Entonces el príncipe lloró amargas lágrimas por su compañero muerto. Al cabo de un rato se levantó y tomó la daga para quitarle la piel, como había prometido; pero no fue necesario cortarla, pues en cuanto la agarró cayó como un guante suelto de la mano que la llevaba, y la piel era tan suave y fina como si la hubiera curtido el rey de los curtidores de pieles.
Conn-eda se apresuró a llegar al castillo, como le había ordenado el caballo, y entró por la puerta dorada.
Dentro había una gran sala con mucha gente paseando y guardias en la puerta, pero nadie le habló ni lo detuvo. En medio de la sala estaba la fuente de plata que salpicaba y de la que le había hablado el corcel, y allí el príncipe se apresuró a llenar su copa de agua; luego corrió en la dirección de donde había venido, hacia donde solía estar el corcel.
Llegó justo a tiempo, pues las aves de rapiña ya se estaban reuniendo y tuvo que combatirlas con su espada para poder ahuyentarlas.
Luego roció el cuerpo del corcel con el agua de la copa, y en cuanto lo hubo hecho, sucedió algo extraño, pues inmediatamente el corcel desapareció, y en su lugar se alzó un joven y apuesto príncipe; era tan alto y de aspecto tan noble que Conn-eda nunca había visto a nadie igual.

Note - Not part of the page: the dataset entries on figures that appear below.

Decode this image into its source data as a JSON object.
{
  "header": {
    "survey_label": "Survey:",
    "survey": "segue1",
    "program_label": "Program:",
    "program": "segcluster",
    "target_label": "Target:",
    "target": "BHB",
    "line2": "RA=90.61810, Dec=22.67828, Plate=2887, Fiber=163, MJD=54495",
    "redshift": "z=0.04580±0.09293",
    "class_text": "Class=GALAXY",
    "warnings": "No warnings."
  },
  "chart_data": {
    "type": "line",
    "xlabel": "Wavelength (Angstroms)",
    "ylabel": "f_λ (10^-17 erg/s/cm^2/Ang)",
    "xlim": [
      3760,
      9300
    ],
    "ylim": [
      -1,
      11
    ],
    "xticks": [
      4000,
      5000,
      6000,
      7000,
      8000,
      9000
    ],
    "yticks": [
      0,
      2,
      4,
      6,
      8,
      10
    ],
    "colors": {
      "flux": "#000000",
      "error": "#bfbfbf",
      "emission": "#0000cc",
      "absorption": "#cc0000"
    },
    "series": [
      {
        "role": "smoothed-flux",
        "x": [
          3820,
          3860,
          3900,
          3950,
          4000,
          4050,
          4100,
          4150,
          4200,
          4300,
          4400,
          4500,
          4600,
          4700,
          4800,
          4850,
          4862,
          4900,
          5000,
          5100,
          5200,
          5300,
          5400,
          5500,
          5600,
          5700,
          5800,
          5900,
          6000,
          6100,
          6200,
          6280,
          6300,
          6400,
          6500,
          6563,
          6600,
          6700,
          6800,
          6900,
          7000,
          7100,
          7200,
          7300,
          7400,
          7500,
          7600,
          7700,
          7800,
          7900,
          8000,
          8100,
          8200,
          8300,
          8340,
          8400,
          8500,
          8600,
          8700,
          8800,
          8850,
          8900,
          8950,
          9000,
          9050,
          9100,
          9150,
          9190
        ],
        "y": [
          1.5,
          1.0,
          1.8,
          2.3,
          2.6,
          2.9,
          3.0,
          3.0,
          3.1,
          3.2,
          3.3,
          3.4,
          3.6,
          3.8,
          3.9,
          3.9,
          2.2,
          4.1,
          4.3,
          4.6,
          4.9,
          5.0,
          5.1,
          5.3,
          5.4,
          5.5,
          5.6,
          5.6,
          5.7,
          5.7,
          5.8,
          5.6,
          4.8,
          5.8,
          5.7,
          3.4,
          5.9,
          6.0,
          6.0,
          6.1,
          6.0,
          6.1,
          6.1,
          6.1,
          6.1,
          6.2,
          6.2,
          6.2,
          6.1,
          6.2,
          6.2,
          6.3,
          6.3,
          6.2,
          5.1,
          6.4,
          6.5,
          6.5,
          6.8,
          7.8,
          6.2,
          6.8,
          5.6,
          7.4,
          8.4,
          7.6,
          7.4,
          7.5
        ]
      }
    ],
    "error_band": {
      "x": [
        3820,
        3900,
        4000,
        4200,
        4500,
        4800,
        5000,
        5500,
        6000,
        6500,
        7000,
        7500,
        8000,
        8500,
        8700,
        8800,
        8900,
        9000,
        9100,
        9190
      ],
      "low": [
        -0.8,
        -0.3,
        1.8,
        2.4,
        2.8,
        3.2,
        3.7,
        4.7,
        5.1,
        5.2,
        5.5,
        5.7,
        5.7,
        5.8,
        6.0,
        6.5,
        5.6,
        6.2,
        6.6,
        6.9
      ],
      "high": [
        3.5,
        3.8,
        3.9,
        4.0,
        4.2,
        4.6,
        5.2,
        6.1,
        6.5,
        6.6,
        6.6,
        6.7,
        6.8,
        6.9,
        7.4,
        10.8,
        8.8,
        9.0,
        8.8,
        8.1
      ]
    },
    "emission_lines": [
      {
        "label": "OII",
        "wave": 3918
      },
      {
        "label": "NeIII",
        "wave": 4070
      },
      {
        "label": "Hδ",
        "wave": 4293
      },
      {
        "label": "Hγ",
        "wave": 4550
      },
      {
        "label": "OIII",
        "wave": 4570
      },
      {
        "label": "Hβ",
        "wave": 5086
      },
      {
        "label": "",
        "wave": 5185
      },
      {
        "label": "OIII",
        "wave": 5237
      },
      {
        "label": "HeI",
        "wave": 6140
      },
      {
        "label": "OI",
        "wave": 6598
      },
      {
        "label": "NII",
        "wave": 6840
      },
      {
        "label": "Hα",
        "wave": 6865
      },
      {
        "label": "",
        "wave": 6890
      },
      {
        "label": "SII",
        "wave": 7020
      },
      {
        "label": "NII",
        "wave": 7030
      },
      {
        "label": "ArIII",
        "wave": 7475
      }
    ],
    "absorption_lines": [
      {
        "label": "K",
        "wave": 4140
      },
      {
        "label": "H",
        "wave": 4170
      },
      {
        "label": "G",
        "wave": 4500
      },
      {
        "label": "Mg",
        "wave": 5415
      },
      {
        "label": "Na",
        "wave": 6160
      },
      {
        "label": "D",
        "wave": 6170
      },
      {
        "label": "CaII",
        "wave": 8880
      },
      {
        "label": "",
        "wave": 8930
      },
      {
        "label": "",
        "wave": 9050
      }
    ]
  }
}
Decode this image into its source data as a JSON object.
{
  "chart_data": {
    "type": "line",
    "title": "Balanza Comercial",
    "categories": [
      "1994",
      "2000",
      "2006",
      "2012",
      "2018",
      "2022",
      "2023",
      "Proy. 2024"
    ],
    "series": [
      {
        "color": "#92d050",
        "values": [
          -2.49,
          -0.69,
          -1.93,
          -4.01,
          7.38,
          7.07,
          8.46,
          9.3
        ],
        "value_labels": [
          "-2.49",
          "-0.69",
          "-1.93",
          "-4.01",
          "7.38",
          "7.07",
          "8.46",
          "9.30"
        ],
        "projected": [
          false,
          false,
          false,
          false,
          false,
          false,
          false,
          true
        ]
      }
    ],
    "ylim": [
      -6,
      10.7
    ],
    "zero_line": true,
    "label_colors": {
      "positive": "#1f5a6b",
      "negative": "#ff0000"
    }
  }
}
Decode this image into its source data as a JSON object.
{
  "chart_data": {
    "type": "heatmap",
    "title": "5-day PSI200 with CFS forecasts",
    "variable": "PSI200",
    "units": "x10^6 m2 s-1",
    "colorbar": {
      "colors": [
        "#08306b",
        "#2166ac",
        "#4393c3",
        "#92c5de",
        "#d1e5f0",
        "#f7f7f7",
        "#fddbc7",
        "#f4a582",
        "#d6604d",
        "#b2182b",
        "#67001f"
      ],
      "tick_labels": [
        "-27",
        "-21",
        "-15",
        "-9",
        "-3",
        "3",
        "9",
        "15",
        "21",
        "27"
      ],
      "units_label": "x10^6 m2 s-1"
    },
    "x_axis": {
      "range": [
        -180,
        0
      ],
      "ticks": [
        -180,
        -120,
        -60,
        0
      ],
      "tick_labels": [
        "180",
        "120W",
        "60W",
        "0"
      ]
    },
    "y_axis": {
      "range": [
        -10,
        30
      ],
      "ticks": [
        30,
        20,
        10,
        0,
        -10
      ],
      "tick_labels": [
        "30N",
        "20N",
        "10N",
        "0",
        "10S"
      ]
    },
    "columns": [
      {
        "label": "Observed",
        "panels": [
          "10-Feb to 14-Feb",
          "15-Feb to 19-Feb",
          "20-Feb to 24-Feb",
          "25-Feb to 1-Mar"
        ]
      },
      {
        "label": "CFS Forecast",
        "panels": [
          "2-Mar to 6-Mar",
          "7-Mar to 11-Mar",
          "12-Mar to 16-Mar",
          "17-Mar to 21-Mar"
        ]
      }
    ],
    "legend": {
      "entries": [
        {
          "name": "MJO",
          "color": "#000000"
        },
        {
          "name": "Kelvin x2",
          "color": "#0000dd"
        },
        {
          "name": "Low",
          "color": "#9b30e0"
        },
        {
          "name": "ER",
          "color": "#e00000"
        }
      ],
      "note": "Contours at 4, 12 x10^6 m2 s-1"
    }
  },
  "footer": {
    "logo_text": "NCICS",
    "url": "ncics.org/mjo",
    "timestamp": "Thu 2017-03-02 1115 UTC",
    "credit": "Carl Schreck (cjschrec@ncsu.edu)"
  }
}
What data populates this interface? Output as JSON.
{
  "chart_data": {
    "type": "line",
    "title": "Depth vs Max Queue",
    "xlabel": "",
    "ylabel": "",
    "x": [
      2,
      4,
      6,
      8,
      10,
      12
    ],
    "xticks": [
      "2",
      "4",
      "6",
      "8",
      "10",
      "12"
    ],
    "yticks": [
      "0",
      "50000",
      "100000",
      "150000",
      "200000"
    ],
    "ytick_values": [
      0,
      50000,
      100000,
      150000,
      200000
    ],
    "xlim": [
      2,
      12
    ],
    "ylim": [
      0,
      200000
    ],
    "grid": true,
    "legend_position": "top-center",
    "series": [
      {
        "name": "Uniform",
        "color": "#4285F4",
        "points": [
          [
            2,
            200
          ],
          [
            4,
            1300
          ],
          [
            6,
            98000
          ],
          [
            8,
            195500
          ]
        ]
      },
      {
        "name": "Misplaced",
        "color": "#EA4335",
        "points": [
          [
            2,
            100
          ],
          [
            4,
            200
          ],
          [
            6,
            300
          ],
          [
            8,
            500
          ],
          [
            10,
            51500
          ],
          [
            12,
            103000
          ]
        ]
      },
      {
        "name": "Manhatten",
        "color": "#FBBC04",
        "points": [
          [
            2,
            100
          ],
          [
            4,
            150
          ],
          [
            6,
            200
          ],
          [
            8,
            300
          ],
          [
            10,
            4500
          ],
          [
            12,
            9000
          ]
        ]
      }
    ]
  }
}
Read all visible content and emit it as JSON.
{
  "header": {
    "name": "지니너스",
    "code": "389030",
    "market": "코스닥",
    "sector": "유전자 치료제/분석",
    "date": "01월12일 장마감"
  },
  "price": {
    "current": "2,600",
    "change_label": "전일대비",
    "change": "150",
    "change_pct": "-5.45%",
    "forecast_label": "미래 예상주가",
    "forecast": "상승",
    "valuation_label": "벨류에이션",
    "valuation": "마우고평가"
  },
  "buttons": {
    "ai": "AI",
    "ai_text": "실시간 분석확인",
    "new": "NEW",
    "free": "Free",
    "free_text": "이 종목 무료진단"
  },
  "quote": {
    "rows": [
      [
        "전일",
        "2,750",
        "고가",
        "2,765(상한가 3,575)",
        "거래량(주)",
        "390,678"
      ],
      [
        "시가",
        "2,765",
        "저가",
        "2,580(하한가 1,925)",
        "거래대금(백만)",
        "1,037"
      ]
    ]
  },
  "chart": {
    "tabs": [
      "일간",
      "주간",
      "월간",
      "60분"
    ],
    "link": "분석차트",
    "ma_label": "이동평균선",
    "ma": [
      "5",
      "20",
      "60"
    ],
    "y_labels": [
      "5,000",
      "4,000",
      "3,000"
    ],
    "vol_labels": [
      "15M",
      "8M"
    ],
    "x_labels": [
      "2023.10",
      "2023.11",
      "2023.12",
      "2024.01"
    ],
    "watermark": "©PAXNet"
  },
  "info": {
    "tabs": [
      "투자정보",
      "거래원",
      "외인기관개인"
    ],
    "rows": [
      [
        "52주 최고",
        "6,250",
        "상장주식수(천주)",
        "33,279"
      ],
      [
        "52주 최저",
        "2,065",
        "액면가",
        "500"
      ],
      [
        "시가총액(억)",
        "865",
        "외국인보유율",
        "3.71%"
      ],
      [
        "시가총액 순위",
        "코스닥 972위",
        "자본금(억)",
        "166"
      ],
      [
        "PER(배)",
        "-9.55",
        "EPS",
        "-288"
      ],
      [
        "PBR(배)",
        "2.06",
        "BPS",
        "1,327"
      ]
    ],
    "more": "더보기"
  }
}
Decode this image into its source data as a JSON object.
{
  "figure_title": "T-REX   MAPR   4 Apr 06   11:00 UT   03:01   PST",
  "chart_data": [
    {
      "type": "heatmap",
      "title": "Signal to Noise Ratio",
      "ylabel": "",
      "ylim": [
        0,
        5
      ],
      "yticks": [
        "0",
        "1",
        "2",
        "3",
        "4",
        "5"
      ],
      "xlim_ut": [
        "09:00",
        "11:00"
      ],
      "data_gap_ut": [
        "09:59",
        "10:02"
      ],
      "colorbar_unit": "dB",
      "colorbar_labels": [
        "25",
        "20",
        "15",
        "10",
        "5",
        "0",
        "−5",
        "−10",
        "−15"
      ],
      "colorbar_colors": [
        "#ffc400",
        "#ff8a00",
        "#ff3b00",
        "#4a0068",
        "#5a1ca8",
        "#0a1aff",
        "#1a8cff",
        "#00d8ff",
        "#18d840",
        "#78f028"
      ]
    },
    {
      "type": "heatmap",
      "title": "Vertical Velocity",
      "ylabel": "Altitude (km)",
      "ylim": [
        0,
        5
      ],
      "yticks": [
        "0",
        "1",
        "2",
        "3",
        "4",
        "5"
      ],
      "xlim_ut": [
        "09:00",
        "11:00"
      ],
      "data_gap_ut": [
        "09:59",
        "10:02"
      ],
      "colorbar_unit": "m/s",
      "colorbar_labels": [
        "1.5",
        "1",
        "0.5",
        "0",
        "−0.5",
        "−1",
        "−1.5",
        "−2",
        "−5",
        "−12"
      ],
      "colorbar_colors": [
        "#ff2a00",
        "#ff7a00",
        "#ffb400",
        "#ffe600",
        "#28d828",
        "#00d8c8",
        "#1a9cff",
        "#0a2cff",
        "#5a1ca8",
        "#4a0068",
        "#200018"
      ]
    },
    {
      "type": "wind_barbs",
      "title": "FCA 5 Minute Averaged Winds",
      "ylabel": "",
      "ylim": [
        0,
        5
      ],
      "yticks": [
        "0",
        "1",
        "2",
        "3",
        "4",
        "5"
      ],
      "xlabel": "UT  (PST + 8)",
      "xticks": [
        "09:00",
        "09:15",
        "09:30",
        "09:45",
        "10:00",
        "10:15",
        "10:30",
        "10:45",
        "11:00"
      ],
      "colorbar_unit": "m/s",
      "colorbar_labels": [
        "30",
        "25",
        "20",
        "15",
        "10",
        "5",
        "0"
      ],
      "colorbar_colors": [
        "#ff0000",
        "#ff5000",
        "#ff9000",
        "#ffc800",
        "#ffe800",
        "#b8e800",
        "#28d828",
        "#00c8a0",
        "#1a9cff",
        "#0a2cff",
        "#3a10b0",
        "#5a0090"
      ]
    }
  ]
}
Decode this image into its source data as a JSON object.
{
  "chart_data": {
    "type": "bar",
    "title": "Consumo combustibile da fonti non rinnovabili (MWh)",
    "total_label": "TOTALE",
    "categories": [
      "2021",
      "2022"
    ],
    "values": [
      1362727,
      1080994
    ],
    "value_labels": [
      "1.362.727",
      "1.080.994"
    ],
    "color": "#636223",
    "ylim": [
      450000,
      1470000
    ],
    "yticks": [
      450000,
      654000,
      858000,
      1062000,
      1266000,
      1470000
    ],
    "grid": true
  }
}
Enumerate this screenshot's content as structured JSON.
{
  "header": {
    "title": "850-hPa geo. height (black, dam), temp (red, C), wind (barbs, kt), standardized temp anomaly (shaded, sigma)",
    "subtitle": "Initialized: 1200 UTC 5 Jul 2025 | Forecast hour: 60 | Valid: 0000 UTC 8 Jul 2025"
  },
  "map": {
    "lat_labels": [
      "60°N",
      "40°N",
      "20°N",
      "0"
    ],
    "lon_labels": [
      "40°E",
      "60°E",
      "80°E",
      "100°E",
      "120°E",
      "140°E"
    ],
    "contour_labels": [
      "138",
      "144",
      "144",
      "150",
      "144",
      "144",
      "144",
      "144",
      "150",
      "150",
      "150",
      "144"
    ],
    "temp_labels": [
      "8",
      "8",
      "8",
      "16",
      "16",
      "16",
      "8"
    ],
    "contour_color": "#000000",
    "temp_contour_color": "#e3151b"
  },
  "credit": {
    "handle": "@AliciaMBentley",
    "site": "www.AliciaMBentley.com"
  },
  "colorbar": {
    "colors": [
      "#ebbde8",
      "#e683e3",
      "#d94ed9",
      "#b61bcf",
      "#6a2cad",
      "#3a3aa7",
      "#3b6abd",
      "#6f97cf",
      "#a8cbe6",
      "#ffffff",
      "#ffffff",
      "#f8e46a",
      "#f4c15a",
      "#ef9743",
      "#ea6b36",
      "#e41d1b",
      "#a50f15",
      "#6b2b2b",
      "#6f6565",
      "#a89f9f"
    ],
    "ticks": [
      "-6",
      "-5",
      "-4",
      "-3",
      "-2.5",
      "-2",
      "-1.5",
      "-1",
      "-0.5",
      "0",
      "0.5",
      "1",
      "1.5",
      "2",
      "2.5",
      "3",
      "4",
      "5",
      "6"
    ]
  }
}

El joven se acercó a Conn-eda y lo estrechó entre sus brazos, y las lágrimas corrían por su rostro, pero eran lágrimas de alegría.
—Conn-eda —dijo—, me salvaste de un destino duro y cruel, y nunca pensé que volvería a mi propia forma y viviría como los demás hombres. Soy el hermano del Rey del Agua, y fue a causa de un cruel hechizo que me vi obligado a caminar bajo la apariencia de un pequeño y desgreñado caballo negro. El hechizo me retenía, y sólo si alguien me montaba de vuelta al castillo, me mataba por amor verdadero y me rociaba con agua de la fuente, el hechizo se rompería. Esto has hecho por mí, Conn-eda, y nunca olvidaré lo que te debo. Ahora vuelve conmigo al castillo de mi hermano, para que te dé la bienvenida.
Así que Conn-eda y su compañero volvieron al castillo, y allí la alegría fue tan grande que resultaba inimaginable, pues el hechizo se había roto y el joven príncipe había regresado a su reino.
El Rey del Agua recibió a Conn-eda y le prometió de buen grado las manzanas de oro, el gran caballo negro y el sabueso mágico Samur. Nada le habría negado a Conn-eda por salvar a su hermano de su hechizo.
Se preparó un gran banquete y hubo gritos y aplausos, y el Rey del Agua rogó a Conn-eda que se quedara allí hasta que el tiempo asignado para su búsqueda estuviera a punto de terminar.
El príncipe accedió gustoso, y permaneció allí con el Rey del Agua y su hermano hasta que hubo transcurrido casi un año y un día, y entonces partió hacia el reino de su padre. Cabalgaba en el gran caballo negro, y en su pecho llevaba las manzanas de oro, y el perro mago Samur corría a su lado. Condujo y ahora el camino estaba despejado y nada lo detenía. Así que volvió a su casa, y allí, en la alta torre, seguía sentada la malvada reina, pinchando trigo con su vara de hilar.
Aunque había sido un año duro, su corazón se alegró, pues no le cabía duda de que el príncipe Conn-eda había muerto y su propio hijo reinaría. Y entonces, el último día de la apuesta, se asomó a la torre donde estaba sentada, y Conn-eda cabalgaba en el caballo negro, con el perro a su lado, y ella adivinó correctamente que también llevaba las manzanas con él.
Entonces su ira y su miedo fueron tan grandes que se arrojó desde la torre y pereció miserablemente.
Conn-eda mandó llamar a la mujer de las gallinas, que era en realidad una princesa, y cuando la vio era tan hermosa y honorable, y también tan tierna, que su corazón se encariñó con ella, y no deseó otra cosa que casarse con ella.
Ella accedió y se casaron con gran esplendor. El Rey de las Aguas y su hermano asistieron a la boda, y al tercer príncipe, que había vivido cerca de ella, le dieron un alto cargo en la corte, ¡y así vivieron todos para siempre en gran amor y felicidad!